Olivia Newton-John to be honoured with state service in Australia that will be "much more of a concert than a funeral"
She was a Dame after all .
Source: Twitter and various news papers


----------



## Animal the Drummer (Nov 14, 2015)

God rest her. Being (just about) of pensionable age I find myself now at a stage in life where people who have _always_ been around are beginning to turn their toes up. Olivia Newton-John is one such and it's a trifle scary, especially when (as in this case) the departed was only in his or her 70s.

Olivia Newton-John RIP.


----------



## regenmusic (Oct 23, 2014)

RIP. She always seemed like one of the better celebrities.

Yes, we are losing many. This morning I was thinking about Prog rock. I used to say about 15 years ago how few Prog rock stars had died compared to average rock and rollers. But now we've lost about 6 of the biggest Prog names and many lesser ones.


----------



## Simon23 (Dec 8, 2020)

regenmusic said:


> RIP. She always seemed like one of the better celebrities.
> 
> Yes, we are losing many. This morning I was thinking about Prog rock. I used to say about 15 years ago how few Prog rock stars had died compared to average rock and rollers. But now we've lost about 6 of the biggest Prog names and many lesser ones.
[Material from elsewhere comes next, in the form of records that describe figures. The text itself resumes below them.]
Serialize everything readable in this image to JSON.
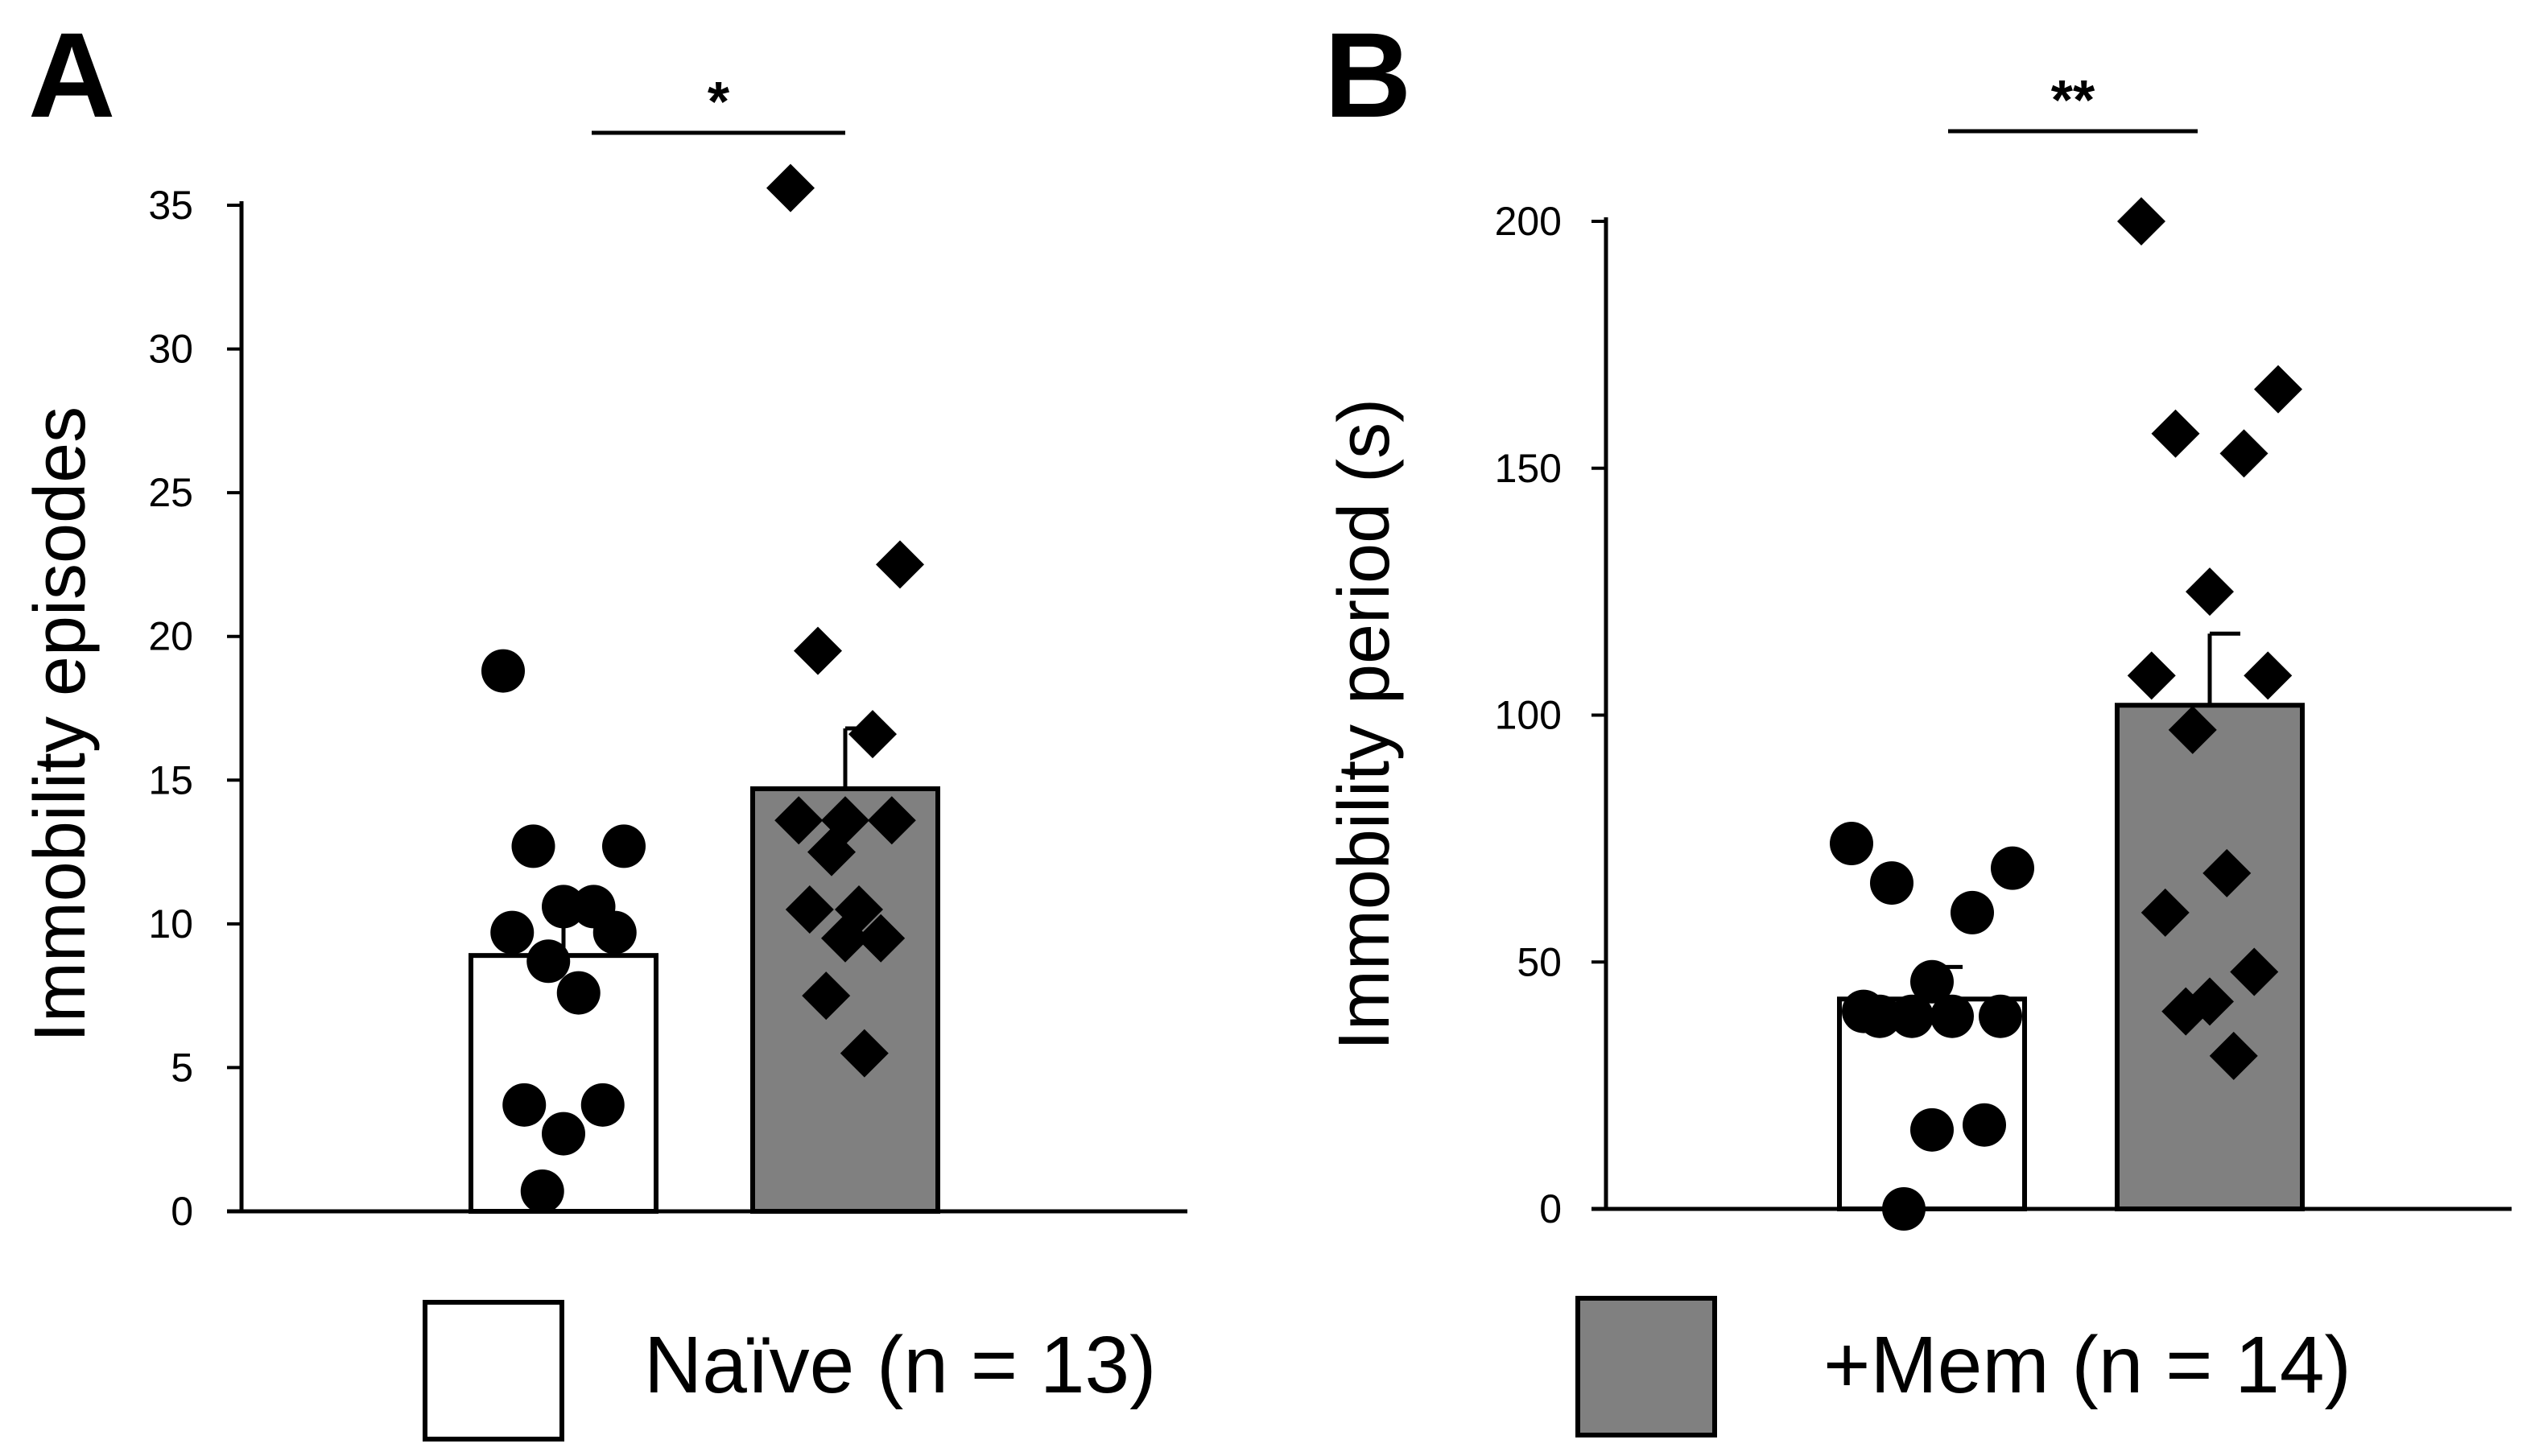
{
  "colors": {
    "naive": "#ffffff",
    "mem": "#808080",
    "stroke": "#000000"
  },
  "legend": [
    {
      "label": "Naïve (n = 13)",
      "color": "#ffffff"
    },
    {
      "label": "+Mem (n = 14)",
      "color": "#808080"
    }
  ],
  "chart_data": [
    {
      "panel": "A",
      "type": "bar",
      "ylabel": "Immobility episodes",
      "ylim": [
        0,
        35
      ],
      "yticks": [
        0,
        5,
        10,
        15,
        20,
        25,
        30,
        35
      ],
      "significance": "*",
      "series": [
        {
          "name": "Naïve (n = 13)",
          "mean": 8.9,
          "sem": 1.3,
          "points": [
            18.8,
            12.7,
            12.7,
            10.6,
            10.6,
            9.7,
            9.7,
            8.7,
            7.6,
            3.7,
            3.7,
            2.7,
            0.7
          ]
        },
        {
          "name": "+Mem (n = 14)",
          "mean": 14.7,
          "sem": 2.1,
          "points": [
            35.6,
            22.5,
            19.5,
            16.6,
            13.6,
            13.6,
            13.6,
            12.5,
            10.5,
            10.5,
            9.5,
            9.5,
            7.5,
            5.5
          ]
        }
      ]
    },
    {
      "panel": "B",
      "type": "bar",
      "ylabel": "Immobility period (s)",
      "ylim": [
        0,
        200
      ],
      "yticks": [
        0,
        50,
        100,
        150,
        200
      ],
      "significance": "**",
      "series": [
        {
          "name": "Naïve (n = 13)",
          "mean": 42.5,
          "sem": 6.5,
          "points": [
            74,
            69,
            66,
            60,
            46,
            40,
            39,
            39,
            39,
            39,
            17,
            16,
            0
          ]
        },
        {
          "name": "+Mem (n = 14)",
          "mean": 102,
          "sem": 14.5,
          "points": [
            200,
            166,
            157,
            153,
            125,
            108,
            108,
            97,
            68,
            60,
            48,
            42,
            40,
            31
          ]
        }
      ]
    }
  ]
}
From what I immediately remembered - Emerson, Lake, Square, White, Brooker (? - Prog).
Prog rock for many years he was the main music for me and in many ways thanks to him I came to classical music.
And Bowie - his death was the biggest shock.


----------



## regenmusic (Oct 23, 2014)

Simon23 said:


> From what I immediately remembered - Emerson, Lake, Square, White, Brooker (? - Prog).
> Prog rock for many years he was the main music for me and in many ways thanks to him I came to classical music.
> And Bowie - his death was the biggest shock.


Alan Holdsworth was one of the ones also with John Wetton. Prog is a loose category, and I usually don't include bands that had more non-prog songs than prog, like Zeppelin, Deep Purple, or Queen. I guess Peart in Rush would be considered another one but I never considered them one of the better Prog bands.


----------



## Roger Knox (Jul 19, 2017)

Simon23 said:


> She was 73... Unfortunately, she was not very famous in my country (as, indeed, most of the good popular music), but for me and my friends it is a big loss. A great era in music is passing away. What are your favorite albums, songs?


Olivia Newton-John certainly had a big following in Canada. The song that I can't get out of my head is "Magic" from the movie _Xanadu. _Both the song and her vocal are just genius. RIP ONJ.


----------